The relatively low-interest rates have peaked a lot of homeowners attention lately. People are still shopping for homes, but many homeowners are looking to tap into their home equity. These homeowners understand the notion that lower interest rates on their mortgage could allow them to completely restructure their finances and put them in a much better situation.
So if you found the perfect Vancouver home for sale years ago, or if you’ve been living in your Ontario dream home for some time now, you might be thinking about refinancing.
But, the decision to refinance your home is a big one. It means cashing in the equity you have accumulated over the years and using it for something that will benefit you financially in the long run. It’s nothing to take lightly.
So, what do you need to consider before you decide to refinance?
There are fees associated with a refinance. And, the first thing most people want to know when they get to the bank is what these fees are. You can assume that the cost of your refinance will be between 3%-5% of the loan.
There are a few things you need to examine when considering costs. First of all, you can roll the cost of your refinance into your loan and increase your principle. This way you pay nothing out of pocket.
Be careful of lenders who offer no-cost mortgages. More often than not, the interest rates on no-cost refinances are slightly higher than a loan that has traditional closing costs.
The most important thing you can do when considering a refinance is to shop around for rates and fees. You will find a bank that has what you need.
Refinance vs. Home Equity Loan
Don’t confuse a traditional refinance with a home equity loan.
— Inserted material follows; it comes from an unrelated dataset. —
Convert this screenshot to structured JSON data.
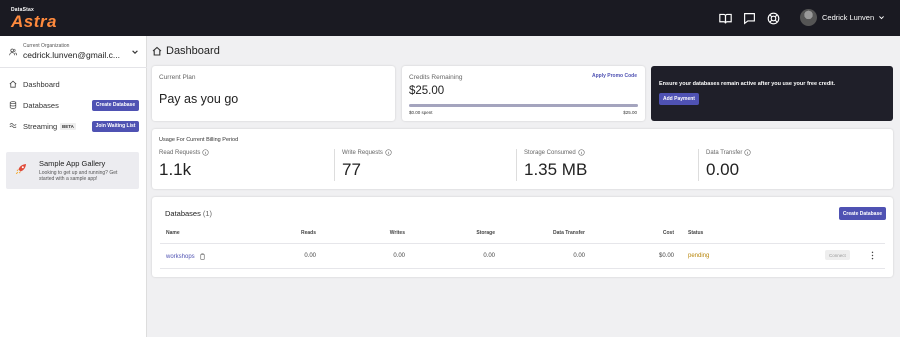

A bank will allow you to borrow the equity in your house and pay it back, with interest.
What makes the home equity loan different than a refinance is that a home equity loan is like a second mortgage and a refinance replaces your mortgage with a new loan.
You need to do your homework about which type of loan is best for your situation. Consider interest rate and term and how long you want to be paying the mortgage back. These factors along with a discussion with the bank or your financial advisor can help you make the right choice.
Rate vs. Term
A lot of people only shop interest rates when they are looking to refinance. And, finding the best interest rate is essential. But you can’t overlook the term either. If you lengthen the duration of your refinance, you will pay less each month, but you will also end up paying significantly more money over the life of your mortgage.
Make sure you the purpose of your refinance is clear. Do you hope to free up monthly income because you are struggling with your bills, or are you cashing out to build an addition?
Ultimately, you want to shop for the shortest term possible with monthly payments you can afford.
Refinancing your home is a great way to pay down debt, remodel, or add on to your home. Just remember, the key to any significant financial decision is education. Take time to familiarize yourself with all the different options out there.
Ask the loan officers questions and spend time discussing your best course of action with your financial advisor. Then, make the decision that is best for you.